You can see that it is difficult to keep track of time when you are working under these circumstances. What did the therapist charge and what should have been charged?
This therapist actually did document time and did not charge for independent exercise time or the bundled hot and cold packs (97010), however this billing is still over the units allowed because she charged each time without regard for the fact that the total number of units billed is constrained by total timed treatment time for timed codes. In the first case, she would be allowed to bill one unit of 97014 because it is an untimed code. She would then only be allowed two units of timed codes because total timed minutes are 35 minutes and for three timed units she would need a minimum of 38 minutes. She would therefore charge two units of 97110 (the code with the greatest time) and include the 8 minutes of 97035 which is documented in the record because she did not perform at least 15 minutes of ultrasound. To clarify, the bill would show that you charged for two units of exercise, while the documentation would show that the minutes for the ultrasound were included as part of the exercise.

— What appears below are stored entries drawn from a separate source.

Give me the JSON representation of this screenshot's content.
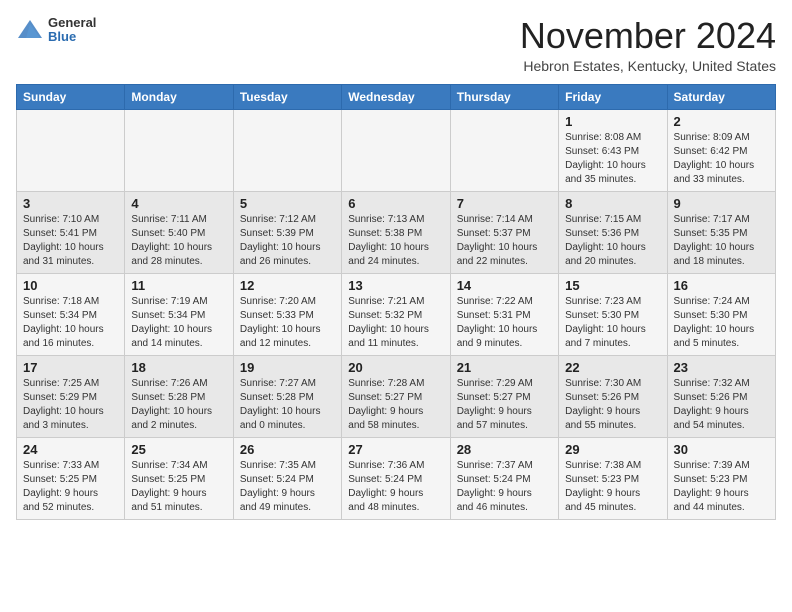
{
  "header": {
    "logo_general": "General",
    "logo_blue": "Blue",
    "month_title": "November 2024",
    "location": "Hebron Estates, Kentucky, United States"
  },
  "days_of_week": [
    "Sunday",
    "Monday",
    "Tuesday",
    "Wednesday",
    "Thursday",
    "Friday",
    "Saturday"
  ],
  "weeks": [
    [
      {
        "day": "",
        "info": ""
      },
      {
        "day": "",
        "info": ""
      },
      {
        "day": "",
        "info": ""
      },
      {
        "day": "",
        "info": ""
      },
      {
        "day": "",
        "info": ""
      },
      {
        "day": "1",
        "info": "Sunrise: 8:08 AM\nSunset: 6:43 PM\nDaylight: 10 hours\nand 35 minutes."
      },
      {
        "day": "2",
        "info": "Sunrise: 8:09 AM\nSunset: 6:42 PM\nDaylight: 10 hours\nand 33 minutes."
      }
    ],
    [
      {
        "day": "3",
        "info": "Sunrise: 7:10 AM\nSunset: 5:41 PM\nDaylight: 10 hours\nand 31 minutes."
      },
      {
        "day": "4",
        "info": "Sunrise: 7:11 AM\nSunset: 5:40 PM\nDaylight: 10 hours\nand 28 minutes."
      },
      {
        "day": "5",
        "info": "Sunrise: 7:12 AM\nSunset: 5:39 PM\nDaylight: 10 hours\nand 26 minutes."
      },
      {
        "day": "6",
        "info": "Sunrise: 7:13 AM\nSunset: 5:38 PM\nDaylight: 10 hours\nand 24 minutes."
      },
      {
        "day": "7",
        "info": "Sunrise: 7:14 AM\nSunset: 5:37 PM\nDaylight: 10 hours\nand 22 minutes."
      },
      {
        "day": "8",
        "info": "Sunrise: 7:15 AM\nSunset: 5:36 PM\nDaylight: 10 hours\nand 20 minutes."
      },
      {
        "day": "9",
        "info": "Sunrise: 7:17 AM\nSunset: 5:35 PM\nDaylight: 10 hours\nand 18 minutes."
      }
    ],
    [
      {
        "day": "10",
        "info": "Sunrise: 7:18 AM\nSunset: 5:34 PM\nDaylight: 10 hours\nand 16 minutes."
      },
      {
        "day": "11",
        "info": "Sunrise: 7:19 AM\nSunset: 5:34 PM\nDaylight: 10 hours\nand 14 minutes."
      },
      {
        "day": "12",
        "info": "Sunrise: 7:20 AM\nSunset: 5:33 PM\nDaylight: 10 hours\nand 12 minutes."
      },
      {
        "day": "13",
        "info": "Sunrise: 7:21 AM\nSunset: 5:32 PM\nDaylight: 10 hours\nand 11 minutes."
      },
      {
        "day": "14",
        "info": "Sunrise: 7:22 AM\nSunset: 5:31 PM\nDaylight: 10 hours\nand 9 minutes."
      },
      {
        "day": "15",
        "info": "Sunrise: 7:23 AM\nSunset: 5:30 PM\nDaylight: 10 hours\nand 7 minutes."
      },
      {
        "day": "16",
        "info": "Sunrise: 7:24 AM\nSunset: 5:30 PM\nDaylight: 10 hours\nand 5 minutes."
      }
    ],
    [
      {
        "day": "17",
        "info": "Sunrise: 7:25 AM\nSunset: 5:29 PM\nDaylight: 10 hours\nand 3 minutes."
      },
      {
        "day": "18",
        "info": "Sunrise: 7:26 AM\nSunset: 5:28 PM\nDaylight: 10 hours\nand 2 minutes."
      },
      {
        "day": "19",
        "info": "Sunrise: 7:27 AM\nSunset: 5:28 PM\nDaylight: 10 hours\nand 0 minutes."
      },
      {
        "day": "20",
        "info": "Sunrise: 7:28 AM\nSunset: 5:27 PM\nDaylight: 9 hours\nand 58 minutes."
      },
      {
        "day": "21",
        "info": "Sunrise: 7:29 AM\nSunset: 5:27 PM\nDaylight: 9 hours\nand 57 minutes."
      },
      {
        "day": "22",
        "info": "Sunrise: 7:30 AM\nSunset: 5:26 PM\nDaylight: 9 hours\nand 55 minutes."
      },
      {
        "day": "23",
        "info": "Sunrise: 7:32 AM\nSunset: 5:26 PM\nDaylight: 9 hours\nand 54 minutes."
      }
    ],
    [
      {
        "day": "24",
        "info": "Sunrise: 7:33 AM\nSunset: 5:25 PM\nDaylight: 9 hours\nand 52 minutes."
      },
      {
        "day": "25",
        "info": "Sunrise: 7:34 AM\nSunset: 5:25 PM\nDaylight: 9 hours\nand 51 minutes."
      },
      {
        "day": "26",
        "info": "Sunrise: 7:35 AM\nSunset: 5:24 PM\nDaylight: 9 hours\nand 49 minutes."
      },
      {
        "day": "27",
        "info": "Sunrise: 7:36 AM\nSunset: 5:24 PM\nDaylight: 9 hours\nand 48 minutes."
      },
      {
        "day": "28",
        "info": "Sunrise: 7:37 AM\nSunset: 5:24 PM\nDaylight: 9 hours\nand 46 minutes."
      },
      {
        "day": "29",
        "info": "Sunrise: 7:38 AM\nSunset: 5:23 PM\nDaylight: 9 hours\nand 45 minutes."
      },
      {
        "day": "30",
        "info": "Sunrise: 7:39 AM\nSunset: 5:23 PM\nDaylight: 9 hours\nand 44 minutes."
      }
    ]
  ]
}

For patient B, she is constrained by 51 minutes of timed treatment so she could divide that between one unit of 97140 and two units of 97110 since both took 23 minutes or more and she allotted the larger unit value to the one on which most time was spent.
What should you document for successful billing?
With all of the documentation rules for therapy, including certification and progress notes every 10 days, it is difficult to meet all the regulations. However, careful documentation will mean paid claims and no overpayments that must be returned. It will keep your unit utilization per day accurate, keep the RACs and OIG at bay when they data mine and show that you are committed to integrity in your practice.